For Taylor, hiring Johnson was not merely about adding talent. It was about adding a multiplier.
This is why he made the attempt. It is why he viewed Johnson as potentially transformative to Cincinnati’s coaching DNA.
Ultimately, timing prevented the partnership. But the pursuit alone reveals how highly Taylor regarded him — and how carefully the Bengals evaluate offensive minds.
3. The Near-Miss: How Timing, Opportunity, and Organizational Direction Shaped Johnson’s Path Away From Cincinnati
Even when a head coach wants to hire a talented assistant, the NFL’s rules, realities, and hierarchies shape the outcome. And in Ben Johnson’s case, timing may have been the most decisive factor preventing a move to Cincinnati.
Johnson was rapidly rising within the Lions’ organization. Dan Campbell saw his value immediately and positioned him for expansion. Detroit wanted to keep him, develop him, and eventually elevate him. Teams do not easily part with ascending stars, especially when they are reinventing the offense around them.
At the same time, Johnson was evaluating his own path. Ambition is part of coaching, but so is patience. Some assistants jump at the first opportunity to join a bigger brand or work under a high-profile coach. Johnson is wired differently. He prefers fit over prestige, alignment over title, and creative control over immediate ascension.
What Detroit offered was rare: freedom.
Freedom to design systems.
Freedom to challenge traditional concepts.
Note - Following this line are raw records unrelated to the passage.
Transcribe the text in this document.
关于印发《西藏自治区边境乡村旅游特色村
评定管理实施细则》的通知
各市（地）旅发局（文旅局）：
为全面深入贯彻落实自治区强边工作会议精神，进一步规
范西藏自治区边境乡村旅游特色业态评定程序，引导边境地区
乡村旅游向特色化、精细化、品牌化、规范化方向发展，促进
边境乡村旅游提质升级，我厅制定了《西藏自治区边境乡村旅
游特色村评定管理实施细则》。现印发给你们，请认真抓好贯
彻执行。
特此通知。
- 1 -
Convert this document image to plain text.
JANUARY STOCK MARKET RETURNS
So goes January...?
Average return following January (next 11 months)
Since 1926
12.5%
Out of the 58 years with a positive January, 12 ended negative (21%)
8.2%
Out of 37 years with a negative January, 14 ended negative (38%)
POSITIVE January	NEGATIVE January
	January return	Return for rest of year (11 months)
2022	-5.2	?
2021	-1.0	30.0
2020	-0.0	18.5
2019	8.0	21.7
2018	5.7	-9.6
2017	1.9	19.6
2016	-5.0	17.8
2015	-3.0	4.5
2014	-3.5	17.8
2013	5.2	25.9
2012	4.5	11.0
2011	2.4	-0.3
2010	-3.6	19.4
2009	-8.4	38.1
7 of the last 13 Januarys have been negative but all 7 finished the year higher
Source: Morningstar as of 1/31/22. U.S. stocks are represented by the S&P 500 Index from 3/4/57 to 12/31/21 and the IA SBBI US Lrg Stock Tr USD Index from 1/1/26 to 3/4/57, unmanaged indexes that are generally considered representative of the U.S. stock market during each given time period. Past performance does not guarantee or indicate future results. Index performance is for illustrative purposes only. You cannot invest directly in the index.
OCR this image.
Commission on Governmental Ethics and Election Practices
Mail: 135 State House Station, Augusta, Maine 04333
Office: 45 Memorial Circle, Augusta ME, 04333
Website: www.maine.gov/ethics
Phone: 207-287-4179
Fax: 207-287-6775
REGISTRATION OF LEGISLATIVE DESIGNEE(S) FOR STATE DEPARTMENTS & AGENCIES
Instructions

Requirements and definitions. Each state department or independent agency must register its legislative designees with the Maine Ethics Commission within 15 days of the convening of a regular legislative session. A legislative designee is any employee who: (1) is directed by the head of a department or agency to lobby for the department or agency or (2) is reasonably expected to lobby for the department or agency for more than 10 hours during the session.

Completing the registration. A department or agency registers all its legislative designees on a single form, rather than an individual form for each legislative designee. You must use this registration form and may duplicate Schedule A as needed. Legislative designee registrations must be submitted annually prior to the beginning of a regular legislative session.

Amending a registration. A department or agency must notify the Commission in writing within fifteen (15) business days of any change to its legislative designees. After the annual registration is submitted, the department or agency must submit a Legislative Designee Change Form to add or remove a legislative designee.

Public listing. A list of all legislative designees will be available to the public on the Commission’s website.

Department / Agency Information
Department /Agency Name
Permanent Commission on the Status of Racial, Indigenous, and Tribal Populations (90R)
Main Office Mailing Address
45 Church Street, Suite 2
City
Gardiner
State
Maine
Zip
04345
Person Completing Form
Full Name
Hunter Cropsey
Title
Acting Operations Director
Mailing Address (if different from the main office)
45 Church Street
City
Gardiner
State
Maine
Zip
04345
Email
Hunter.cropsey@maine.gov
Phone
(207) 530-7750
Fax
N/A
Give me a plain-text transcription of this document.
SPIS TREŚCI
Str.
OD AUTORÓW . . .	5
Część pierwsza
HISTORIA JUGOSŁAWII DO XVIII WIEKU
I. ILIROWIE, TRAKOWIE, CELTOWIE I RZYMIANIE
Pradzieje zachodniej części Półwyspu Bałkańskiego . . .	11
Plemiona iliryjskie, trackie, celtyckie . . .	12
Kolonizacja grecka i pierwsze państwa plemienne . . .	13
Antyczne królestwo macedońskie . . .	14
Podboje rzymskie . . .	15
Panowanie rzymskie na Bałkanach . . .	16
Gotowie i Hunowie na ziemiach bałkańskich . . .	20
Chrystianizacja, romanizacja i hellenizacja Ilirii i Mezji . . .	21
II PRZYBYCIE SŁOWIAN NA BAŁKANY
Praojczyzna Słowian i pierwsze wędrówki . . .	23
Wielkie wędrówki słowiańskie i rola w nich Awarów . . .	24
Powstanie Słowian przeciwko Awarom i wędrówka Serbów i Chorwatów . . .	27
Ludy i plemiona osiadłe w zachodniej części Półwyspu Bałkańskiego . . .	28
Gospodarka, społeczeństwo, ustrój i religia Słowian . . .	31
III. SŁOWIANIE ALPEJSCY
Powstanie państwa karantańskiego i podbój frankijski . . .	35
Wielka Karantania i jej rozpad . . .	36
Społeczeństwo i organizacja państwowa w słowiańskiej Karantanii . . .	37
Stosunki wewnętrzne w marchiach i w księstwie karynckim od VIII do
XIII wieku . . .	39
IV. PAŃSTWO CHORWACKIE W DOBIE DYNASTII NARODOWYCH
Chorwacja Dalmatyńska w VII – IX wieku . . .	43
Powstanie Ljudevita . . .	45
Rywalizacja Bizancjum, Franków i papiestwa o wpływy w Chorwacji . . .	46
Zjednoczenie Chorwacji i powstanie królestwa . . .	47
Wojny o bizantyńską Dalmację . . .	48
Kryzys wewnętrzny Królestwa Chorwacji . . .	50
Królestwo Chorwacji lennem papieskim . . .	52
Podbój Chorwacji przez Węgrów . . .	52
Freedom to build an offense around quarterback efficiency, adaptability, and matchups.
Leaving that structure prematurely would have risked diluting his influence. Remaining in Detroit gave him a chance to fully solidify his identity as a coordinator — something that would not only prepare him for head coaching opportunities but ensure he entered those opportunities with a polished resume.
Cincinnati’s offer was appealing — the chance to work with Burrow, develop within a championship-caliber culture, and collaborate with a respected offensive coach. But Detroit matched alignment in ways that extended beyond salary, title, or market.
Johnson’s decision was not a rejection of Taylor. It was a continuation of his own evolution.
From the Bengals’ perspective, the near-miss was disappointing but not detrimental. From Johnson’s perspective, it was a decision rooted in long-term strategy.